Mask-wearing in schools, which has been a flashpoint for months, will be determined based on these same community levels. “We know that also because children are relatively at lower risk from severe illness that schools can be safe places for children,” explained senior CDC official Greta Massetti, PhD, according to ABC News. “And so for that reason, we’re recommending that schools use the same guidance that we are recommending in general community settings, which is that we’re recommending people wear a mask in high levels of COVID-19 [risk].”

Should I Still Wear a Mask?

The CDC’s masking guidelines are just that — guidelines — which means that your community’s rules and your own choices will dictate whether you’ll continue wear a mask. If your community still requires indoor masking in all or some indoor spaces, continue to follow those rules; if it doesn’t, the choice to mask or not will become a matter of your preference, so make sure you take multiple factors into account.

Note, also, that people who feel more safe or comfortable wearing a mask may continue to do so.
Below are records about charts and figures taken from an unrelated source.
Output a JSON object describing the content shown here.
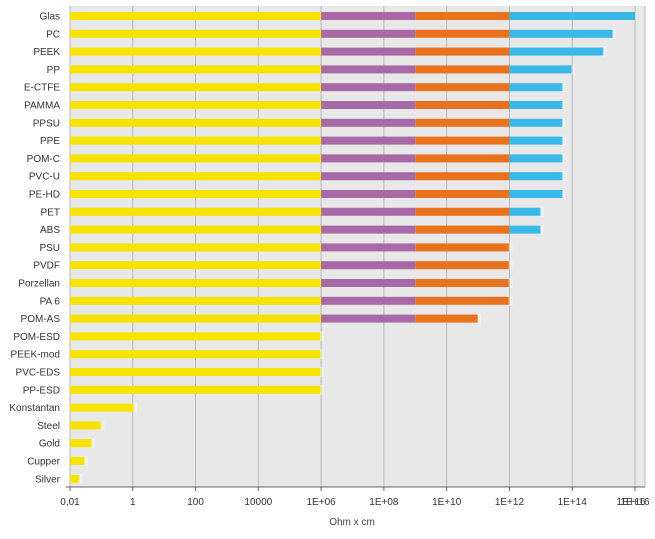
{
  "chart_data": {
    "type": "bar",
    "orientation": "horizontal",
    "xlabel": "Ohm x cm",
    "x_scale": "log10",
    "xlim": [
      0.01,
      1e+16
    ],
    "x_ticks": [
      "0,01",
      "1",
      "100",
      "10000",
      "1E+06",
      "1E+08",
      "1E+10",
      "1E+12",
      "1E+14",
      "1E+16",
      "1E+16"
    ],
    "grid": true,
    "segment_colors": [
      "#f6e400",
      "#a86aa6",
      "#e8721d",
      "#39b9e8"
    ],
    "background": "#e8e8e8",
    "categories": [
      "Glas",
      "PC",
      "PEEK",
      "PP",
      "E-CTFE",
      "PAMMA",
      "PPSU",
      "PPE",
      "POM-C",
      "PVC-U",
      "PE-HD",
      "PET",
      "ABS",
      "PSU",
      "PVDF",
      "Porzellan",
      "PA 6",
      "POM-AS",
      "POM-ESD",
      "PEEK-mod",
      "PVC-EDS",
      "PP-ESD",
      "Konstantan",
      "Steel",
      "Gold",
      "Cupper",
      "Silver"
    ],
    "values": [
      3e+16,
      2000000000000000.0,
      1000000000000000.0,
      100000000000000.0,
      50000000000000.0,
      50000000000000.0,
      50000000000000.0,
      50000000000000.0,
      50000000000000.0,
      50000000000000.0,
      50000000000000.0,
      10000000000000.0,
      10000000000000.0,
      1000000000000.0,
      1000000000000.0,
      1000000000000.0,
      1000000000000.0,
      100000000000.0,
      1000000.0,
      1000000.0,
      1000000.0,
      1000000.0,
      1.1,
      0.1,
      0.05,
      0.03,
      0.02
    ]
  }
}
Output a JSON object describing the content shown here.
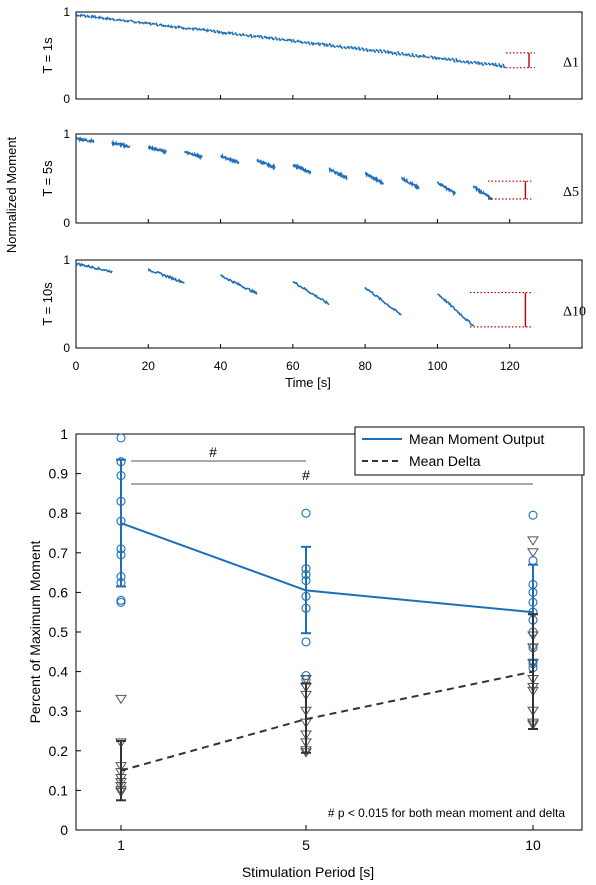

Even with some masking requirements lifting, “we must grapple with the fact that millions of people in the U.S. are immunocompromised, more susceptible to severe COVID outcomes, or still too young to be eligible for the vaccine,” said Gerald Harmon, MD, president of the American Medical Association in a statement responding to the new CDC guidelines. “In light of those facts, I personally will continue to wear a mask in most indoor public settings, and I urge all Americans to consider doing the same, especially in places like pharmacies, grocery stores, on public transportation — locations all of us, regardless of vaccination status or risk factors, must visit regularly.” Wearing a well-fitted mask remains “an effective way to protect ourselves and our communities,” Dr. Harmon explained, and the choice becomes more of a personal one, rather than a required rule, as the CDC eases its masking guidelines.